Jump to: navigation, search

Read First

  • The best time write the data quality checks is in parallel to the Questionnaire Design and the Questionnaire Programming. Data quality checks are often completed too late to be relevant or does often omit important tests if the tests are not written in parallel to the questionnaire.
  • Data quality checks should be run daily, as the enumerator will still remember the interview if we have questions, and she/he is likely to still be able to go back to the respondent in case we have questions.

Theoretical Framework

There are many different best practices on what checks to do during data quality checks. There is no best practice that is best in every single case, but this section presents a general framework useful to anyone that are new to data quality checks.

This framework categorizes data quality checks in three categories. Response Quality Checks, Programing Checks, and Enumerator Checks. Many checks fits into more than one of these categories. The tools we present further down is not developed with this framework in mind, so it is not required to think in terms of these categories, but it will be helpful for anyone who does not know where to start.

Response Quality Checks

Here we test the quality of the responses given by the respondents. Since we do not know the true value to relate the answer the respondent gave to, it is not always obvious how to test this. One way to do it is that you can test two answers against each other. For example, if a respondent answered that he is male, then he may not answer that he is pregnant. Most of these tests we can and should restrict to plausible answers in the questionnaire programming. In this example we should have restricted the pregnancy question only to respondents who are female. However, the in-questionnaire test is not always as straightforward. Let's say that we ask about plot size and harvest size and allow the respondent to answer in the unit of his/her choice. In order to test if the harvest in terms of kilos per hectare is plausible, we need to convert harvest and plot size to kilos and hectares. While this is possible in SurveyCTO, it is not obvious that it is worth the effort and added complexity to the questionnaire form.

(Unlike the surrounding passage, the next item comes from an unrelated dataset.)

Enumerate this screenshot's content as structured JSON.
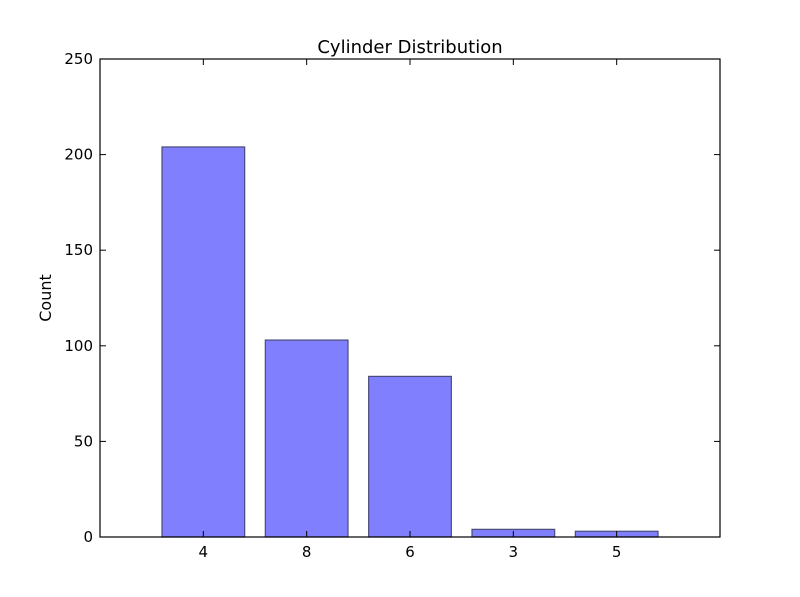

Soft in questionnaire constraints, hard ex-post quality checks. Another reason we do not want to rely too much on response quality in the questionnaire during the survey is that we might simple force the respondents to answer what we as researchers thinks is a plausible range regardless if our ex-ante expectation is true or not. See soft constraints

Another common method to test if the answer is the true value is back checks. This method is described below. While it is much more precise than the method described above, it is much more expensive.

Programming Checks

This type of tests help us understand if we have designed and programmed the questionnaire properly. Most programming errors will be caught when we are testing the questionnaire either with mock data by our desk or when piloting, but it is impossible to test all possible outcomes before data collection, so we need to build in some tests that checks for this during the data collection. While it is something we should avoid, it is common that due to reasons out of our control, we are forced to make last minute edits to the questionnaire. We will not have as much time to thoroughly test those last minute edits. Therefore, we should have planned and written programming checks.